Pangkal masalah ini adalah tiadanya upaya yang maksimal dari negara untuk menghilangkan eksistensi aliran sesat di tengah masyarakat. Hal ini karena negara mengadopsi paham sekuler liberal. Sekulerisme yang memisahkan agama dari kehidupan, dan mengusung ide kebebasan. Maka kebebasan beragama menjadi salah satu hal yang dilindungi negara. Sehingga negara tak bisa bertindak tegas terhadap Ahmadiyah.

Solusi terhadap konflik tersebut bukanlah dengan meningkatkan toleransi. Karena tidak ada toleransi dalam kesesatan. Islam menghormati setiap individu dalam melaksanakan agamanya. Tapi bukan berarti bebas tanpa batas dan mencampuradukkan antara yang hak dan yang batil. 

Lantas bagaimana Islam mengatasi aliran yang menyimpang? Hal itu telah dicontohkan oleh Rasulullah Saw ketika menyikapi Musailamah Al Kadzdzab yang mengaku nabi. Maka langkah yang pertama dilakukan adalah Tabayyun (klarifikasi) sebagaimana dalam QS. AL Hujurot ayat 6 yang artinya : "Wahai orang orang yang beriman, jika seseorang yang fasik datang kepadamu membawa suatu berita, maka telitilah kebenarannya, agar kamu tidak mencelakakan suatu kaum karena kebodohan (kecerobohan), yang akhirnya kamu menyesali perbuatan itu". 

Saat Rosululloh saw mengetahui munculnya nabi nabi palsu di bumi Yamamah, beliau segera mengirim utusan untuk memeriksa kebenarannya.

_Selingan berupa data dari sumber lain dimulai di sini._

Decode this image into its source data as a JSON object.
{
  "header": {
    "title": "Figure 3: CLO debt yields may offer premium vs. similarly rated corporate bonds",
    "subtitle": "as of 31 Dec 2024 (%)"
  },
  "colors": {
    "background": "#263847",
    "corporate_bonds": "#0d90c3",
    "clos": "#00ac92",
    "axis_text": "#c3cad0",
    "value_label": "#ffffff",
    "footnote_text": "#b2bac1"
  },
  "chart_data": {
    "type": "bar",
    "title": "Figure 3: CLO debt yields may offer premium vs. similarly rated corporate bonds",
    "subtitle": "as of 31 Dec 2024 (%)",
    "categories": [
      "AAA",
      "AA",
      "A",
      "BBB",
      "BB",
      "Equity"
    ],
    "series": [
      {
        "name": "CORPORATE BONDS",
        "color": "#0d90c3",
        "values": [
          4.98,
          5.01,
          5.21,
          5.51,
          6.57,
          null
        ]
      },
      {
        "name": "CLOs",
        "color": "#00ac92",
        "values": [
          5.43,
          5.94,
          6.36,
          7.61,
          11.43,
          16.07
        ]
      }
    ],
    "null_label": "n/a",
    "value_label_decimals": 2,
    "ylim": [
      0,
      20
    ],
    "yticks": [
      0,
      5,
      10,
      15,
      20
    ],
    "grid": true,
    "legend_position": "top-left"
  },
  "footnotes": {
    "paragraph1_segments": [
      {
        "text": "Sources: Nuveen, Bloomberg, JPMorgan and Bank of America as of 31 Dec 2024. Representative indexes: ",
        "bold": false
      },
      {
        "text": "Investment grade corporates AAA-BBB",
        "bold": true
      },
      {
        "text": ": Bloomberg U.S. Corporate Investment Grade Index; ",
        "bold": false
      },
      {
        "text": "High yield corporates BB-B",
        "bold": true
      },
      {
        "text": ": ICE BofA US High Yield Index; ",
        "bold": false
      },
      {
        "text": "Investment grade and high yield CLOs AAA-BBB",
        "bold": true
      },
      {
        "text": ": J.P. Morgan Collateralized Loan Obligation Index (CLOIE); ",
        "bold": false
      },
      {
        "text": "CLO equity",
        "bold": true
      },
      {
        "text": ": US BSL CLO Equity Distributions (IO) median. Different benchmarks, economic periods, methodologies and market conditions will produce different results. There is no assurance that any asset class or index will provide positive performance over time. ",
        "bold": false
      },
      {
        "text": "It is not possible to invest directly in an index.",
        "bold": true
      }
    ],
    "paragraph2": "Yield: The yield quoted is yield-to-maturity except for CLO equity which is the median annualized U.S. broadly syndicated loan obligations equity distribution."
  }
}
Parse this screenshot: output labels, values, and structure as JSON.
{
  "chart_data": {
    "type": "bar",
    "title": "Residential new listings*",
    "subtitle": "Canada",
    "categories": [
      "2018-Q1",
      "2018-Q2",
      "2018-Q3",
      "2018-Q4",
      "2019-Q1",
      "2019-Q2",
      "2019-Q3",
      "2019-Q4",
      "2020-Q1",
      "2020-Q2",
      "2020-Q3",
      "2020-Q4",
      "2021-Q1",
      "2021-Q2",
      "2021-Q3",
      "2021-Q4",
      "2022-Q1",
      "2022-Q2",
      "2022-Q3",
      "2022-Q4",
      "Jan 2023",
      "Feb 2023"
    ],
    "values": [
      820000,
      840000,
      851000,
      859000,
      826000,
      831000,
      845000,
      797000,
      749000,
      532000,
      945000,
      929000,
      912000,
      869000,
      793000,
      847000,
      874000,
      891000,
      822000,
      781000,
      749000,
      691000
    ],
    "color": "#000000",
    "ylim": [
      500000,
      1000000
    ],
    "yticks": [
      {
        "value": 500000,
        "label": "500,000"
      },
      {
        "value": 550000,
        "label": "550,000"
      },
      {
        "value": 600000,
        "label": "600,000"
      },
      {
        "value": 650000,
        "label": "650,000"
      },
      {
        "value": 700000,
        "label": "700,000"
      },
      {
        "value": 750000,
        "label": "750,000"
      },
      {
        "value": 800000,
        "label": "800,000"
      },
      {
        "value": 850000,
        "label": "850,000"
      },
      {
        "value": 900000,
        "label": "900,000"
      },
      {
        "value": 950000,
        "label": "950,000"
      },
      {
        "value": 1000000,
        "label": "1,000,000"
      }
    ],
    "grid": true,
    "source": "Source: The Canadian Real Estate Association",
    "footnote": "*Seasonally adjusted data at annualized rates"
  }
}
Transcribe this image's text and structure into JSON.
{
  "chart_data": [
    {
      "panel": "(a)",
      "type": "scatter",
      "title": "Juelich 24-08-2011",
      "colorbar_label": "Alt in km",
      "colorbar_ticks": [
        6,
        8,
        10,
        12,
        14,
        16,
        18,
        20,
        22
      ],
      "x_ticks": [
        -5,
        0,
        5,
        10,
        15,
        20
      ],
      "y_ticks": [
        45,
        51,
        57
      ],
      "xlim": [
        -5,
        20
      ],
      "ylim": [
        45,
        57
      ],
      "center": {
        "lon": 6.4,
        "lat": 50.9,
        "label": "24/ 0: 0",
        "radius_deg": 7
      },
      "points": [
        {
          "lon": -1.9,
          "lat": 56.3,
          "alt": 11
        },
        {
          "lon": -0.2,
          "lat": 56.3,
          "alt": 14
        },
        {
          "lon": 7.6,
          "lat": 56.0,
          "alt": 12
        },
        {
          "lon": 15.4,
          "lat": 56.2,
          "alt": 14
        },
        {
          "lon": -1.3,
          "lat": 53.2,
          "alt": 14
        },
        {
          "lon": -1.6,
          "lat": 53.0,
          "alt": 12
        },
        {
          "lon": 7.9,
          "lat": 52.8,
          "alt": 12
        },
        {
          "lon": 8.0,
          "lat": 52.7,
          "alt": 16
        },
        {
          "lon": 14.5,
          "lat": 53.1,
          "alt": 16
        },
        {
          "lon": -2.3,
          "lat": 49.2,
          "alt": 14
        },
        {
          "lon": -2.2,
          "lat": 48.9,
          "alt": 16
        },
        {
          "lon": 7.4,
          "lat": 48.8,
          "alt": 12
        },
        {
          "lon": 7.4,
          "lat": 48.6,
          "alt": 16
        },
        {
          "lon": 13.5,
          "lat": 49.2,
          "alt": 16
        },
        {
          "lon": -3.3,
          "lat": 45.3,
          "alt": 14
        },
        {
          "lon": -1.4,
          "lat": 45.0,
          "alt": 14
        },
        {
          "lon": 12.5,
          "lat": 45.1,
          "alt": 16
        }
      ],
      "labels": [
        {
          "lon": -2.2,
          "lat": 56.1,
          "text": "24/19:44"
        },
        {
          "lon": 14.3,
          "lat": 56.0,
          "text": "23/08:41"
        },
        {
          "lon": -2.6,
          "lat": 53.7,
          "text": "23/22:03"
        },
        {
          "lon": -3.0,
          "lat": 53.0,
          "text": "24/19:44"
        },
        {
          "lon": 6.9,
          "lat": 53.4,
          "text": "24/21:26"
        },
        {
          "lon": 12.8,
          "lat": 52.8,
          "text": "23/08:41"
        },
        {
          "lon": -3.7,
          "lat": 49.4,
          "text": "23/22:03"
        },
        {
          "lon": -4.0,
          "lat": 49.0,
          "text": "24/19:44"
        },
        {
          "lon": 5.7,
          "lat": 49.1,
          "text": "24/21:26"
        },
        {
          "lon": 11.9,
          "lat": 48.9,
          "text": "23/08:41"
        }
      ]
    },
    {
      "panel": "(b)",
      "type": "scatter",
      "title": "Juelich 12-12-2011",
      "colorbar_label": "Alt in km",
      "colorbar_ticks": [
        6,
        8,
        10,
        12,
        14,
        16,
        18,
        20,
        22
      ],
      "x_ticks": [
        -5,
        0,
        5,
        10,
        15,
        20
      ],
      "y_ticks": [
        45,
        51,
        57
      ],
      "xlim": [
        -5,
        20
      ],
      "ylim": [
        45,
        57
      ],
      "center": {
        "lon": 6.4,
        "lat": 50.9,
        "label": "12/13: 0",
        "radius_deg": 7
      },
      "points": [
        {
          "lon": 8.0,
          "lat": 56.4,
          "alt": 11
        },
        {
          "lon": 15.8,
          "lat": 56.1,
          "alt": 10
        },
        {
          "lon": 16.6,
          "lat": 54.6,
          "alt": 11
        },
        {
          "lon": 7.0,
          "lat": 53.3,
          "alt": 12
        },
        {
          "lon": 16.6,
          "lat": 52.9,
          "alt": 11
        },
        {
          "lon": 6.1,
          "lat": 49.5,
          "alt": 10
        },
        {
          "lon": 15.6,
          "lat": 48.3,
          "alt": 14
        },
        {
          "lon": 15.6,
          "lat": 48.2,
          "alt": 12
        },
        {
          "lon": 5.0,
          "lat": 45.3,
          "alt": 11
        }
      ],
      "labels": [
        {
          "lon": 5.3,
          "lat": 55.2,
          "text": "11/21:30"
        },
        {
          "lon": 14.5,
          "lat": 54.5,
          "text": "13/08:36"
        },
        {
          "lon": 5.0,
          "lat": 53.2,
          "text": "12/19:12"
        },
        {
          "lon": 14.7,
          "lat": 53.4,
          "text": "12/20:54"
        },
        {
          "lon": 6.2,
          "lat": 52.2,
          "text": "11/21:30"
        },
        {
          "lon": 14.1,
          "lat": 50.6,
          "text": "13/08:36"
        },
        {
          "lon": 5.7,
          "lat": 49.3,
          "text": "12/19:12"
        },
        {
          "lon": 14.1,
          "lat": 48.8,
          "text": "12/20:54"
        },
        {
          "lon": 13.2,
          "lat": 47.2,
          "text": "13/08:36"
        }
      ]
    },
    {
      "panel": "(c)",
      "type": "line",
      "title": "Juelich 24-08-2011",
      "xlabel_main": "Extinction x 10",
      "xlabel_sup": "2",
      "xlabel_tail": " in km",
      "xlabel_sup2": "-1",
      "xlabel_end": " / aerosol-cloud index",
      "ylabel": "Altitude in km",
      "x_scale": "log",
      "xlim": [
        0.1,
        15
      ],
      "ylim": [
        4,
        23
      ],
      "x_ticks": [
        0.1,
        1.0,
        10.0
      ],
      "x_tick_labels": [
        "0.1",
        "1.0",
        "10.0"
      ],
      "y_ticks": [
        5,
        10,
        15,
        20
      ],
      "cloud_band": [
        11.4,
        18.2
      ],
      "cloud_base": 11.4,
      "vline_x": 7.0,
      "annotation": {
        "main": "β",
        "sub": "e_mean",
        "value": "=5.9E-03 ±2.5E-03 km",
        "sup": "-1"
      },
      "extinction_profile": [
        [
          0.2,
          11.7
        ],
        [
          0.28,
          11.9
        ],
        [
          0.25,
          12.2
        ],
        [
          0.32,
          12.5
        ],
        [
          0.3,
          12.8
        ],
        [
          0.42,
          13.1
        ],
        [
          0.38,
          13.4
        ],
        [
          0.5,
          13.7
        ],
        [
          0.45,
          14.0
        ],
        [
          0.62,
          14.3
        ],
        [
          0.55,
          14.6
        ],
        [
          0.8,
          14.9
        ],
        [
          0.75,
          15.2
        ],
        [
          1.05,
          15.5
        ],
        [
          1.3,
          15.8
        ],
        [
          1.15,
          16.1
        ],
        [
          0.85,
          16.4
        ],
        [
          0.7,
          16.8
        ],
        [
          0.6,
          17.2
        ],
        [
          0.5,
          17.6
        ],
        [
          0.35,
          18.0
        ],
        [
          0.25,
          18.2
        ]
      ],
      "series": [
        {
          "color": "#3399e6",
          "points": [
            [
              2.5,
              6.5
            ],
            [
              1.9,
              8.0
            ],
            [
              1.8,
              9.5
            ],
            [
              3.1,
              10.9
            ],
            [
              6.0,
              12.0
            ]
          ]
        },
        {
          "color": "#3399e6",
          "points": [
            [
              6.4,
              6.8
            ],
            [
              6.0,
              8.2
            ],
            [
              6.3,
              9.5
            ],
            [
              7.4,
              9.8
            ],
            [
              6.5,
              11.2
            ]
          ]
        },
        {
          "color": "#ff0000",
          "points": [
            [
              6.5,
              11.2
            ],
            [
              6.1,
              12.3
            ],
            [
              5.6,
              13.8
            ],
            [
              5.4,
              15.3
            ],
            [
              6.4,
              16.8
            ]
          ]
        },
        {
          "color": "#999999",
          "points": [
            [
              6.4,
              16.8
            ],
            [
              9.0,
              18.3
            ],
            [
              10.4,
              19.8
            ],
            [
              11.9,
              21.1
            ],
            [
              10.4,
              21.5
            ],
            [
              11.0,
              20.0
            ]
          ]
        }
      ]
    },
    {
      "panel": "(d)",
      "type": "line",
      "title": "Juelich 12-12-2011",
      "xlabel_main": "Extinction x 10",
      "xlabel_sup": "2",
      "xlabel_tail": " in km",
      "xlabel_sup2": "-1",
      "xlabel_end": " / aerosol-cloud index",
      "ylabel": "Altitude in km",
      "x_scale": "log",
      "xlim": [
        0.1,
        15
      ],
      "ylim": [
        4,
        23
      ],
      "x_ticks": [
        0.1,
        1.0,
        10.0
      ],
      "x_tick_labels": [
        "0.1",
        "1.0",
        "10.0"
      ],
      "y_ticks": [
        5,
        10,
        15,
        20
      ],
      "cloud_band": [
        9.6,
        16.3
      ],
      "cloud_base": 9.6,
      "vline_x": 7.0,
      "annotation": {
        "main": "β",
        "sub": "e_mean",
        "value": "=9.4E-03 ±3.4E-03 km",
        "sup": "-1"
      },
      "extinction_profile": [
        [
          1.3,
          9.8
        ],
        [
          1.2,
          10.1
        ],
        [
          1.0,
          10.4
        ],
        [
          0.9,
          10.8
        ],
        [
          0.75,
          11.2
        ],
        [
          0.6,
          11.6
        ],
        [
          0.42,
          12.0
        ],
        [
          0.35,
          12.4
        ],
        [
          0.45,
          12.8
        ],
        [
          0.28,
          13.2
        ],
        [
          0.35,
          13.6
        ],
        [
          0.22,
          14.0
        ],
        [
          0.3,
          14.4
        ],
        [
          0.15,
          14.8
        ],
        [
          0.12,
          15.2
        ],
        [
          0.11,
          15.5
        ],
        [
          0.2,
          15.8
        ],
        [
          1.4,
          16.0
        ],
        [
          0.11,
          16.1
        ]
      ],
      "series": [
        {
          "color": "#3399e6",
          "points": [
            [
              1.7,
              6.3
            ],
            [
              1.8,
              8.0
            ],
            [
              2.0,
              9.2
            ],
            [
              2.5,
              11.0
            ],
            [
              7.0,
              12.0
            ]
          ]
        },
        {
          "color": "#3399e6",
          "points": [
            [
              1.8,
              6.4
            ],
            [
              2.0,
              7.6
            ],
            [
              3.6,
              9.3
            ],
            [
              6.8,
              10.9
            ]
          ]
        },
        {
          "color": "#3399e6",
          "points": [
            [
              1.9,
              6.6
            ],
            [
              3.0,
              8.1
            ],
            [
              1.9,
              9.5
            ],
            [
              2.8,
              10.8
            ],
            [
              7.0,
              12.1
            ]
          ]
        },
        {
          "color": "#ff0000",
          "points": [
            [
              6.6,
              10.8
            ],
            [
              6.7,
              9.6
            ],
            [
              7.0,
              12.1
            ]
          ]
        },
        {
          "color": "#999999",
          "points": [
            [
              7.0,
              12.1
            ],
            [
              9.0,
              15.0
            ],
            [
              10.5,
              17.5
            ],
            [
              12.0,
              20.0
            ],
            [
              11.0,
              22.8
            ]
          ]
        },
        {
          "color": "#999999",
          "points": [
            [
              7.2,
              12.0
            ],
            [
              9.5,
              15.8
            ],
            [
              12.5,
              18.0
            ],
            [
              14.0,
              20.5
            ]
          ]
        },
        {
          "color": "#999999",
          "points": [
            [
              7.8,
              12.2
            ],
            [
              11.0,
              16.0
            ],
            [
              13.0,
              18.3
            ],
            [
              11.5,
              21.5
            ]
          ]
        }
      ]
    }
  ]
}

Selain klarifikasi, para utusan diberi tugas untuk melakukan mediasi secara persuasif. Pendekatan persuasif ini ditempuh dengan harapan orang yang mengimpang bisa kembali pada kebenaran. Namun, meskipun nabi menggunakan cara persuasif, bukan berarti menyampingkan kebenaran. Beliau secara tegas mengingkari dan meluruskan penyimpangan. 

Setelah melakukan klarifikasi dan mediasi, langkah selanjutnya adalah dengan diskusi dan argumentasi. 

Jika semua langkah itu telah ditempuh tapi tidak dihiraukan, maka langkah terakhir adalah eksekusi. Sebagai mana Musailamah Al Kadzdzab berhasil dieksekusi pada perang Yamamah (12 H). Dan urusan eksekusi ini hanya negara yang memiliki otoritas, bukan individu. Maka tidak dibenarkan ketika individu atau sekelompok individu main hakim sendiri. 

Karena itu, hanya Islamlah solusi terhadap permasalahan manusia. Dan hanya negara yang menerapkan Islam Kaffah yang akan mampu menyelesaikan konflik di tengah umat akibat banyaknya aliran sesat. Negara berfungsi sebagai pelindung ummat dari ancaman akidah yang rusak. Sehingga ummat pun diliputi ketenangan dalam beribadah.